Луиза приподнялась в кресле.
— Папа… Это будет восхитительно! Восхитительно. Я знаю, что это будет восхитительно. Я хочу сказать: я ведь многое узнаю, правда? Это же не то что просто поехать во Флориду или куда-нибудь еще.
— Да, мне кажется, тебе это будет полезно. Там должно быть несколько изумительных храмов. Совсем особая цивилизация — христианская и вместе с тем не такая, как на Западе. Со времен царицы Савской эти цивилизации развивались совершенно самостоятельно, иными путями, нежели европейские… Думаю, что нам с тобой обоим будет интересно поглядеть.
— О да! — воскликнула Луиза; она вскочила и обняла отца. — Скажи, что мы поедем, скажи, скажи! Генри улыбнулся.
— Ладно, едем, — сказал он.
— Ура! — закричала Луиза. Она выбежала из кабинета и бросилась в гостиную сообщить решение матери.

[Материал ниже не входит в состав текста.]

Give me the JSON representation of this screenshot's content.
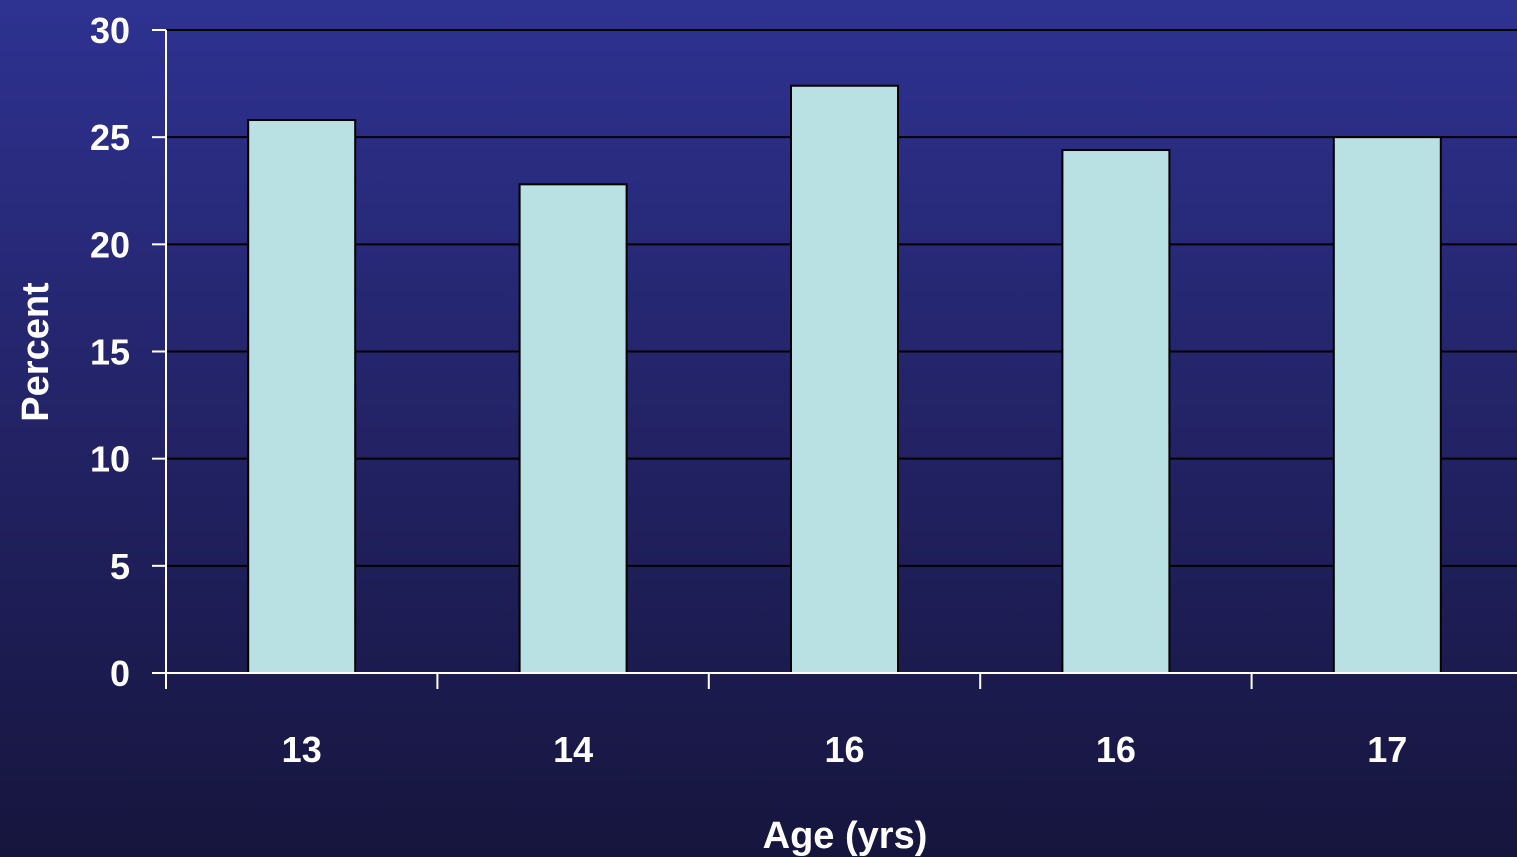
{
  "chart_data": {
    "type": "bar",
    "title": "",
    "xlabel": "Age (yrs)",
    "ylabel": "Percent",
    "categories": [
      "13",
      "14",
      "16",
      "16",
      "17"
    ],
    "values": [
      25.8,
      22.8,
      27.4,
      24.4,
      25.0
    ],
    "ylim": [
      0,
      30
    ],
    "yticks": [
      "0",
      "5",
      "10",
      "15",
      "20",
      "25",
      "30"
    ],
    "grid": true,
    "legend": "none",
    "colors": {
      "bar_fill": "#b9e0e2",
      "bar_stroke": "#000000",
      "gridline": "#000000",
      "axis": "#ffffff",
      "text": "#ffffff",
      "background_top": "#2e3291",
      "background_bottom": "#16153d"
    }
  }
}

Генри сел за свой письменный стол. Тень сомнения снова на минуту легла на его лицо. Потом он взялся за свою рукопись.
3
Отец и дочь прибыли в Париж самолетом и с аэродрома Орли поехали прямо в отель на Рю де Сен-Пэр. Отель был небольшой, но роскошный, вестибюль пропах сигарами и дорогими духами. На портье была превосходно сшитая форма из синей саржи с бронзовыми ключами крест-накрест на отворотах. Родственные отношения только что прибывшей американской пары были портье известны, так как он успел посмотреть их паспорта, однако от него не укрылись затаенные ухмылки, появившиеся на лицах тех, кто увидел перед собой только красивого мужчину в летах, зарегистрировавшегося в отеле с хорошенькой девушкой.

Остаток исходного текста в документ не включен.